Reputation: 2195
I'm trying to parse a string that contains multiple YouTube links, but no white-space between them. The links can also start with "http" or "https". Example string:
https://www.youtube.com/watch?v=abc123http://www.youtube.com/watch?v=abc123https://www.youtube.com/watch?v=abc123
So 3 links in there. I have no control over that string at all, as it comes from a chat service that people are posting links into and then it's my job to regex the URL's out and record them.
Here's the Regex I've come up with so far:
(https?\:\/\/)?(www\.)?(youtube\.com|youtu\.?be)\/\S+
I'm not sure how to make it break when it sees a pattern further down the string though.
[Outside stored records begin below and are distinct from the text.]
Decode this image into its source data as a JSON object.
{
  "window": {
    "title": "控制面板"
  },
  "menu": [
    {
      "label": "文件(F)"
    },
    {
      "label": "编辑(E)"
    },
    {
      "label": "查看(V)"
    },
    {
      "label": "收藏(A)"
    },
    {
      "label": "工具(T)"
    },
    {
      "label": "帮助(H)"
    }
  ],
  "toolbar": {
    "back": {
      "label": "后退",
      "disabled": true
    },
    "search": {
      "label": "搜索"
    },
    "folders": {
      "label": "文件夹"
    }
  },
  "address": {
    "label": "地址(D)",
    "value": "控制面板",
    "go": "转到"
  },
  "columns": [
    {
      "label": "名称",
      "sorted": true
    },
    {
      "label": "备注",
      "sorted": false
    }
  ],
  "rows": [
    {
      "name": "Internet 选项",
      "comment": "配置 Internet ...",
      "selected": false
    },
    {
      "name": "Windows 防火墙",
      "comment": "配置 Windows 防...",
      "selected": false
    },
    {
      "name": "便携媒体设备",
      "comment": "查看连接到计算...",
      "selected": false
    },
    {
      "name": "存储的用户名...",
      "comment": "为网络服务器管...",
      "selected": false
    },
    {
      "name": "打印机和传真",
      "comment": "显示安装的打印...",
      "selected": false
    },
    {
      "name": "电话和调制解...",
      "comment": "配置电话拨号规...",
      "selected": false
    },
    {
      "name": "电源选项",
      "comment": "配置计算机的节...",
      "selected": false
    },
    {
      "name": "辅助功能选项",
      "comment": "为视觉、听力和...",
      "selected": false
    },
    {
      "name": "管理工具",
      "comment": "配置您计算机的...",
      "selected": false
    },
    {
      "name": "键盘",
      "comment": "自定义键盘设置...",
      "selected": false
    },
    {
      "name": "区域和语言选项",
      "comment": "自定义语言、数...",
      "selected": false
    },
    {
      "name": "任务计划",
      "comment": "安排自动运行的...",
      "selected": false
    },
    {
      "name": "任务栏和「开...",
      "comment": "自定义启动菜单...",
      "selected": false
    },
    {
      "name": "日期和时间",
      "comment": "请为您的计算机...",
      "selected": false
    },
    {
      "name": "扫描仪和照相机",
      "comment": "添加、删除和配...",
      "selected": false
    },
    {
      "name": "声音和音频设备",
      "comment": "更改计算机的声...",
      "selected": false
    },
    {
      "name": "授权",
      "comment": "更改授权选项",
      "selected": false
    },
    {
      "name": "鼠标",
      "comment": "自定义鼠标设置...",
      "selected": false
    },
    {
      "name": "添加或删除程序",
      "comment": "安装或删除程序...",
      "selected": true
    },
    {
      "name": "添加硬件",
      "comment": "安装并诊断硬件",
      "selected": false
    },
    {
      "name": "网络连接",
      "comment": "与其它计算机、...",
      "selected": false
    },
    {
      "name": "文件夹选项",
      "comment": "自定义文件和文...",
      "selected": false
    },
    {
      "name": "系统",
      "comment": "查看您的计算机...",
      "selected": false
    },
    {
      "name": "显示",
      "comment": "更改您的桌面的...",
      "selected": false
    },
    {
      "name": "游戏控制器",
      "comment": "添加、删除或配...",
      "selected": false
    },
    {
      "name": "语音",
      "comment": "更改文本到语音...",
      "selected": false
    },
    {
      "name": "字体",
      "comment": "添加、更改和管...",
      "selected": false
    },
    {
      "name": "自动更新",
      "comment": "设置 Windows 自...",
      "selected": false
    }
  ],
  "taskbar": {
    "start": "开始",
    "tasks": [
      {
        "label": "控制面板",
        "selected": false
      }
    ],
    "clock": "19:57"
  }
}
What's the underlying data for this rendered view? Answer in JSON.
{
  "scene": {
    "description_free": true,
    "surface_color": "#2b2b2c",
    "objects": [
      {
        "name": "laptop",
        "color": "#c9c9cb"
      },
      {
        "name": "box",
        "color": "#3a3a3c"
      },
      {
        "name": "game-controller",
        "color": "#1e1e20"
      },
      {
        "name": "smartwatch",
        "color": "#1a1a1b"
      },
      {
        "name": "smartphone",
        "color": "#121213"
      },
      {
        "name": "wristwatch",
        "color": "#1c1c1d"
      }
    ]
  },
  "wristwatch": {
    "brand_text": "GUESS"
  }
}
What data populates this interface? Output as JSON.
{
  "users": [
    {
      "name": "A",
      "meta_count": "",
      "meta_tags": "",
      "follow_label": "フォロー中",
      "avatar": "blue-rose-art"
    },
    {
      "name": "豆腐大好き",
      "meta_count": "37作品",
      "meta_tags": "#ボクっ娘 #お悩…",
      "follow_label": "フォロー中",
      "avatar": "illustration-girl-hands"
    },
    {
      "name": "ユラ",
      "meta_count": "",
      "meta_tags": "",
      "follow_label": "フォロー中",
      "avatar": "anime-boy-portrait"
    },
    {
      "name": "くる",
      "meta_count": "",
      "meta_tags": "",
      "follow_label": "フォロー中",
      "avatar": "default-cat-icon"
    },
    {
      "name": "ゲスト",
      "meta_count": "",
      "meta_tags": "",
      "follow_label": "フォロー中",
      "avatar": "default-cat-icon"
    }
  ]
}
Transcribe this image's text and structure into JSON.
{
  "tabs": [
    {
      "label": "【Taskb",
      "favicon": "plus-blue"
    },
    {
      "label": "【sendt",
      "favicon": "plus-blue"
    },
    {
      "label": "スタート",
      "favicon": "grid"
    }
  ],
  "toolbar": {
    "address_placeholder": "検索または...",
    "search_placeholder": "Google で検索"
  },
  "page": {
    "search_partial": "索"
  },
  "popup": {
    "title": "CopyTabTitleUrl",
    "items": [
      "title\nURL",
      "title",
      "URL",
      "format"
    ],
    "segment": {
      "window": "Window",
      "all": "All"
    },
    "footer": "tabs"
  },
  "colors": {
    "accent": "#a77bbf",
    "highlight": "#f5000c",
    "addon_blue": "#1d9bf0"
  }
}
Can anyone help?
Upvotes: 1
Views: 200
Reputation: 1171
If you added a separator of some kind, like a "|"
, when you created the string, then you could easily split on that.
var videoUrls = input.Split("|");
Upvotes: 0
Reputation: 31616
Here is a Regex which will split out the joined links. Note that I have renamed the links to 111, 222 and 333 for easier debugging:
string data = "https://www.youtube.com/watch?v=abc111http://www.youtube.com/watch?v=abc222https://www.youtube.com/watch?v=abc333";
string pattern = @"(?<YouTubeLink>https?.+?)(?=http|$)";
Regex.Matches(data, pattern)
.OfType<Match>()
.Select (mt => mt.Groups["YouTubeLink"].Value);
/* The above results in an IEnumerable of these strings:
https://www.youtube.com/watch?v=abc111
http://www.youtube.com/watch?v=abc222
https://www.youtube.com/watch?v=abc333
*/
Explanation:
(?< > )
: Named match capture for easier post regex processing data extraction.s?
: To capture http and thes
is optional?
for https.+?
: capture as minimal as possible(?= )
: Look ahead, to stop the.+?
from grabbing more text.http|$
: look ahead to stop on a new http or end of the data.
Upvotes: 3
Reputation: 28107
You can just split on http
and then add it back:
var input = "https://www.youtube.com/watch?v=abc123http://www.youtube.com/watch?v=abc123https://www.youtube.com/watch?v=abc123";
var split = input.Split("http");
var urls = split.Select(x => "http" + x);
This of course assumes that "http" doesn't appear anywhere else in the urls...
Upvotes: 4